Conheça os sinais de infecção urinária




As mulheres têm mais propensão a ter infecção urinária pela anatomia do corpo, já que a uretra feminina é menor do que a masculina

Quem não conhece alguém que teve infecção urinária? Pouco provável, principalmente entre o público feminino, já que 40% das mulheres terão ao menos um episódio dessa infecção ao longo da vida. Dentre essas pessoas, até 20% terão a chamada infecção urinária de repetição, quando ela acontece mais de duas vezes por ano. 

 
A cistite, forma mais comum de infecção urinária, não ameaça a vida, é só um inferno, muito incômoda. É sintomática, e, em alguns casos, pode se tornar uma infecção renal. Não temos como adivinhar se a infecção urinária vai atingir os rins ou não, mas quando isso acontece a pessoa fica muito desanimada, com náuseas, vômitos e febre.. 
Anatomia
As mulheres têm mais propensão a ter infecção urinária pela anatomia do corpo, já que a uretra feminina é menor do que a masculina. No entanto, os homens eventualmente podem apresentar o problema, por manipulações cirúrgicas e uso de sonda em hospitais
Na mulher, ela pode acontecer sem nenhum desses fatores. Uma parte da população feminina também tem uma má-formação do trato urinário, que facilita as infecções. As crianças que têm infecção urinária na maioria dos casos se dá por essa má-formação, mas tende a melhorar conforme vai crescendo. Se isso não acontecer, uma intervenção cirúrgica pode ser necessária.

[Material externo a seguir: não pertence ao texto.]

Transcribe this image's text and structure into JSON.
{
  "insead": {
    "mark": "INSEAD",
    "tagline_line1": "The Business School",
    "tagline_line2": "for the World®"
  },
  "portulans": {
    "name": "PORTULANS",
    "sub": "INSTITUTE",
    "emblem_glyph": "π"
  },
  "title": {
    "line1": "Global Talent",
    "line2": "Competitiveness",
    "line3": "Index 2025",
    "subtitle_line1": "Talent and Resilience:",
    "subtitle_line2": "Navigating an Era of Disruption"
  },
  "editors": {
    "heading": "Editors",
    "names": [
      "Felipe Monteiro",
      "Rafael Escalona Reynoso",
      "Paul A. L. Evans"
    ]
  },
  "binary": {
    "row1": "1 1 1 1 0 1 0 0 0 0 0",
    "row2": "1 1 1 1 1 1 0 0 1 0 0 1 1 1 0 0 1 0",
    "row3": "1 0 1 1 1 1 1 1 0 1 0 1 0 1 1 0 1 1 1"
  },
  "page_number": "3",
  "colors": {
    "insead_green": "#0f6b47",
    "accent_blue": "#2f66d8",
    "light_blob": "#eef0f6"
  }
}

Uma pesquisa mostrou que mulheres com prisão de ventre têm mais tendência a ter infecção urinária. O motivo? A maior quantidade de bactérias na região do períneo, o que propicia a entrada delas pela uretra, causando a infecção.
Provocada por bactérias, os sinais vêm de uma hora para a outra. E, se não tratada adequadamente, uma porcentagem pode acabar em infecção renal, chamada de pielonefrite, um problema mais grave que pode exigir internação.
Antibióticos
Um dos problemas atualmente é o tratamento da infecção urinária. Pelo uso indiscriminado de antibióticos no passado, contido quando veio a lei que obriga as farmácias a venderem o medicamento apenas mediante apresentação da receita médica, muitos se automedicavam, o que fez com que diversas bactérias se tornassem resistentes aos antibióticos.

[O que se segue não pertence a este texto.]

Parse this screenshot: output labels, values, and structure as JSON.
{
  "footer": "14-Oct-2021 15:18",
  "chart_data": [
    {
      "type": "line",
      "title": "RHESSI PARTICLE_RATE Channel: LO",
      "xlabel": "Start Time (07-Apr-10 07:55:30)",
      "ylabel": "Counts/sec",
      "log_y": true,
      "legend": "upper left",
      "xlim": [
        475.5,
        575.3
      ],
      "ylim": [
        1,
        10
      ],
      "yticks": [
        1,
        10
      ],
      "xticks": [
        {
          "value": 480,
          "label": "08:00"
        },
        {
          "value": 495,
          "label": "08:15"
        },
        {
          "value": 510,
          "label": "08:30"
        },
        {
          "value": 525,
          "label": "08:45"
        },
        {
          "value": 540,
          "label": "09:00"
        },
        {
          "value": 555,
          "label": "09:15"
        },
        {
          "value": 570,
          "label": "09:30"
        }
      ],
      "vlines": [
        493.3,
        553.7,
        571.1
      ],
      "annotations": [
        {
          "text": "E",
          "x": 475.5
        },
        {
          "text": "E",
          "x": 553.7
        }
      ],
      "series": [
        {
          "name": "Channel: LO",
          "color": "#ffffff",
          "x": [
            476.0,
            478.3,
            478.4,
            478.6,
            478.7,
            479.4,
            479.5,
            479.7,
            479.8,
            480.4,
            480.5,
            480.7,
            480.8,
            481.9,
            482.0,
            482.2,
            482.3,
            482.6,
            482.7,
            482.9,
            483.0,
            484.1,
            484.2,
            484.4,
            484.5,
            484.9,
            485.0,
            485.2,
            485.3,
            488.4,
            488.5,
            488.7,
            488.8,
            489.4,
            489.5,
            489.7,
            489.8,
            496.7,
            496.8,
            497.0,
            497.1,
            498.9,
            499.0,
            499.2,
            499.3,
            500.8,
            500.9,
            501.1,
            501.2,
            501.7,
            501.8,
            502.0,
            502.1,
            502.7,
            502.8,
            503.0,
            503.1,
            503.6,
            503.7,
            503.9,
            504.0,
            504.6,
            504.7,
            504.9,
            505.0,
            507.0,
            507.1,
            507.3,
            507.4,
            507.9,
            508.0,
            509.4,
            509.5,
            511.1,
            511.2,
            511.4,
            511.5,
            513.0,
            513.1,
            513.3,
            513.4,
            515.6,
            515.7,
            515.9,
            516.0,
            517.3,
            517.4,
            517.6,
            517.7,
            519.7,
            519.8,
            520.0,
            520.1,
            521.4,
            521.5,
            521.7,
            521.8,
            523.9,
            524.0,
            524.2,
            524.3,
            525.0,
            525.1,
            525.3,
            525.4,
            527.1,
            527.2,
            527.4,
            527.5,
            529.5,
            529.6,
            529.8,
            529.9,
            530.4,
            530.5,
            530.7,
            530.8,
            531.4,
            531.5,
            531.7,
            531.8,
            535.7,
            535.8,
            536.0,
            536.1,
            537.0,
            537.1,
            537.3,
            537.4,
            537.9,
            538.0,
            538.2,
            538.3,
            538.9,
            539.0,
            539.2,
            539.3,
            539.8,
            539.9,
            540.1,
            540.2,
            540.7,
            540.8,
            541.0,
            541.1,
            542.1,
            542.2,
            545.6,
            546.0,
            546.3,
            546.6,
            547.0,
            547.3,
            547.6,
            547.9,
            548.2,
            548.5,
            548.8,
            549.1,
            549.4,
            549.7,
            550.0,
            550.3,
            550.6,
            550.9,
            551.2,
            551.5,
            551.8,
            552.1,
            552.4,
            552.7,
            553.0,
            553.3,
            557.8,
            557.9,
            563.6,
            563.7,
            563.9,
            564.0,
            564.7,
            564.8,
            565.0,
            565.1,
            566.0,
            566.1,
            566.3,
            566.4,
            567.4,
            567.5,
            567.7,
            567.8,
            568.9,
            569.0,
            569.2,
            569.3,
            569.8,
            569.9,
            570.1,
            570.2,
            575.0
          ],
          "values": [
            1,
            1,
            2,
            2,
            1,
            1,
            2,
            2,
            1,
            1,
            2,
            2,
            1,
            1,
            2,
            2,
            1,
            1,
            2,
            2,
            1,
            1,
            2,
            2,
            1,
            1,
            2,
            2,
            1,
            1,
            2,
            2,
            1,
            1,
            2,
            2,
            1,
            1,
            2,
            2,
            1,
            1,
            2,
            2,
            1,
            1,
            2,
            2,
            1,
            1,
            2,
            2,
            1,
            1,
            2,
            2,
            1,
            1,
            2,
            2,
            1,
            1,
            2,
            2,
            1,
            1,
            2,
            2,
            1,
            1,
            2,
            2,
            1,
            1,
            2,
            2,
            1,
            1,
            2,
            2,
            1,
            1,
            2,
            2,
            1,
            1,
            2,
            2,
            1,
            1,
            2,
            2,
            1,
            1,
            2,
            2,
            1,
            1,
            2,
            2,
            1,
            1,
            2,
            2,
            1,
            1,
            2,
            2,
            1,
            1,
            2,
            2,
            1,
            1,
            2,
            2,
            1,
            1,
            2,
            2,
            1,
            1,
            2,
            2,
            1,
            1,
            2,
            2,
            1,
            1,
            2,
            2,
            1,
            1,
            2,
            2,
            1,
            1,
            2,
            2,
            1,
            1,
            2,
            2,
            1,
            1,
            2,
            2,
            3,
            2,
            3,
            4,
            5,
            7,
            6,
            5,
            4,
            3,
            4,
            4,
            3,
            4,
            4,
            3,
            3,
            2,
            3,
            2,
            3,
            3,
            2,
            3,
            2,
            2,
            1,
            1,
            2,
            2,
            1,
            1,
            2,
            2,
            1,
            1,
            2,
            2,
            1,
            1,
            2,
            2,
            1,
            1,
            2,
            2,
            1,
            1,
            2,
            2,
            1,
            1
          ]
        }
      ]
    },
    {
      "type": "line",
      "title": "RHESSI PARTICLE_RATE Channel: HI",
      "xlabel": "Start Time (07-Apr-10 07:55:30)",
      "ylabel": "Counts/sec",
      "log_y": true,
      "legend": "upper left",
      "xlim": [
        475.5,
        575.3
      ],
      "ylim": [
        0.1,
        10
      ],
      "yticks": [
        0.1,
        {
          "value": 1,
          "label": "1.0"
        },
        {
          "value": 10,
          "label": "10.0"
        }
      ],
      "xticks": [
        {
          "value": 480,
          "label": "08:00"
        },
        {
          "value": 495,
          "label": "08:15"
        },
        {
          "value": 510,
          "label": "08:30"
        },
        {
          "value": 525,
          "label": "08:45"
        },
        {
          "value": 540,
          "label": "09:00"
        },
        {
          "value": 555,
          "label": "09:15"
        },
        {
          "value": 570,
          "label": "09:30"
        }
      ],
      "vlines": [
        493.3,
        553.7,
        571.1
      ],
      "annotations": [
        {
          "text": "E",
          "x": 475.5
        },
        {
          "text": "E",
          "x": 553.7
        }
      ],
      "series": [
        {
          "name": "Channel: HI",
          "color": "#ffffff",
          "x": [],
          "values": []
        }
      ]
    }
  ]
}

Cerca de 30% das bactérias já estão resistentes a um antibiótico que era usado comumente para tratar infecção urinária. O mais indicado agora é fazer o exame para descobrir para qual antibiótico a bactéria responde, e assim medicar o paciente. Para isso, é preciso ir ao hospital e seguir a recomendação médica de tratamento e não interromper o uso do antibiótico prescrito.
Como evitar
Alguns hábitos diários podem evitar o surgimento de infecções urinárias. Segurar o xixi é um dos problemas que levam à cistite.

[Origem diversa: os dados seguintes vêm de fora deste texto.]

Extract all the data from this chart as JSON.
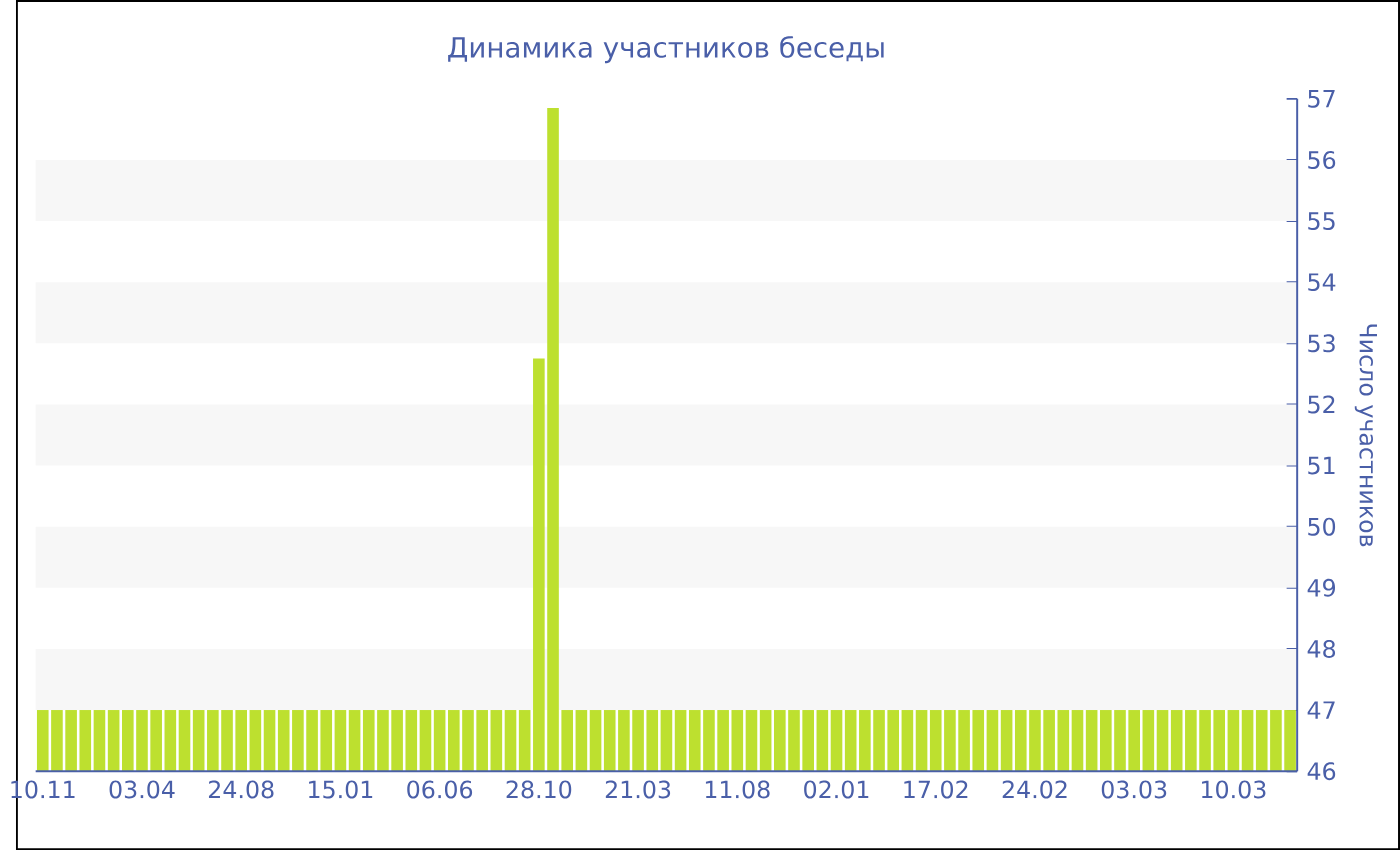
{
  "chart_data": {
    "type": "bar",
    "title": "Динамика участников беседы",
    "ylabel": "Число участников",
    "categories": [
      "10.11",
      null,
      null,
      null,
      null,
      null,
      null,
      "03.04",
      null,
      null,
      null,
      null,
      null,
      null,
      "24.08",
      null,
      null,
      null,
      null,
      null,
      null,
      "15.01",
      null,
      null,
      null,
      null,
      null,
      null,
      "06.06",
      null,
      null,
      null,
      null,
      null,
      null,
      "28.10",
      null,
      null,
      null,
      null,
      null,
      null,
      "21.03",
      null,
      null,
      null,
      null,
      null,
      null,
      "11.08",
      null,
      null,
      null,
      null,
      null,
      null,
      "02.01",
      null,
      null,
      null,
      null,
      null,
      null,
      "17.02",
      null,
      null,
      null,
      null,
      null,
      null,
      "24.02",
      null,
      null,
      null,
      null,
      null,
      null,
      "03.03",
      null,
      null,
      null,
      null,
      null,
      null,
      "10.03",
      null,
      null,
      null,
      null
    ],
    "values": [
      47,
      47,
      47,
      47,
      47,
      47,
      47,
      47,
      47,
      47,
      47,
      47,
      47,
      47,
      47,
      47,
      47,
      47,
      47,
      47,
      47,
      47,
      47,
      47,
      47,
      47,
      47,
      47,
      47,
      47,
      47,
      47,
      47,
      47,
      47,
      52.75,
      56.85,
      47,
      47,
      47,
      47,
      47,
      47,
      47,
      47,
      47,
      47,
      47,
      47,
      47,
      47,
      47,
      47,
      47,
      47,
      47,
      47,
      47,
      47,
      47,
      47,
      47,
      47,
      47,
      47,
      47,
      47,
      47,
      47,
      47,
      47,
      47,
      47,
      47,
      47,
      47,
      47,
      47,
      47,
      47,
      47,
      47,
      47,
      47,
      47,
      47,
      47,
      47,
      47
    ],
    "color": "#bde02f",
    "ylim": [
      46,
      57
    ],
    "yticks": [
      46,
      47,
      48,
      49,
      50,
      51,
      52,
      53,
      54,
      55,
      56,
      57
    ],
    "bands": [
      {
        "axis": "y",
        "from": 47,
        "to": 48,
        "color": "#f7f7f7"
      },
      {
        "axis": "y",
        "from": 49,
        "to": 50,
        "color": "#f7f7f7"
      },
      {
        "axis": "y",
        "from": 51,
        "to": 52,
        "color": "#f7f7f7"
      },
      {
        "axis": "y",
        "from": 53,
        "to": 54,
        "color": "#f7f7f7"
      },
      {
        "axis": "y",
        "from": 55,
        "to": 56,
        "color": "#f7f7f7"
      }
    ]
  }
}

O ideal é não segurar o xixi, esvaziar a bexiga e nunca ficar muito tempo com bexiga cheia. Além disso, ela cita outros truques para impedir que bactérias ruins entrem pela uretra e causem a infecção. Depois da relação sexual, é preciso esvaziar a bexiga. Quando for fazer a higiene depois de urinar ou defecar, fazê-la de frente para trás, nunca ao contrário, já que isso pode trazer bactérias para a uretra. A importância de manter uma boa higiene, uma boa imunidade e tratar possíveis corrimentos. Usar protetores diários é um prato cheio para bactérias e fungos. É tudo o que uma bactéria gosta. Um ambiente quentinho e úmido. O ideal é não usar e dormir sem calcinha. Quando chegar em casa, colocar um short largo e ficar sem calcinha, para que a vulva receba ventilação, também é indicado.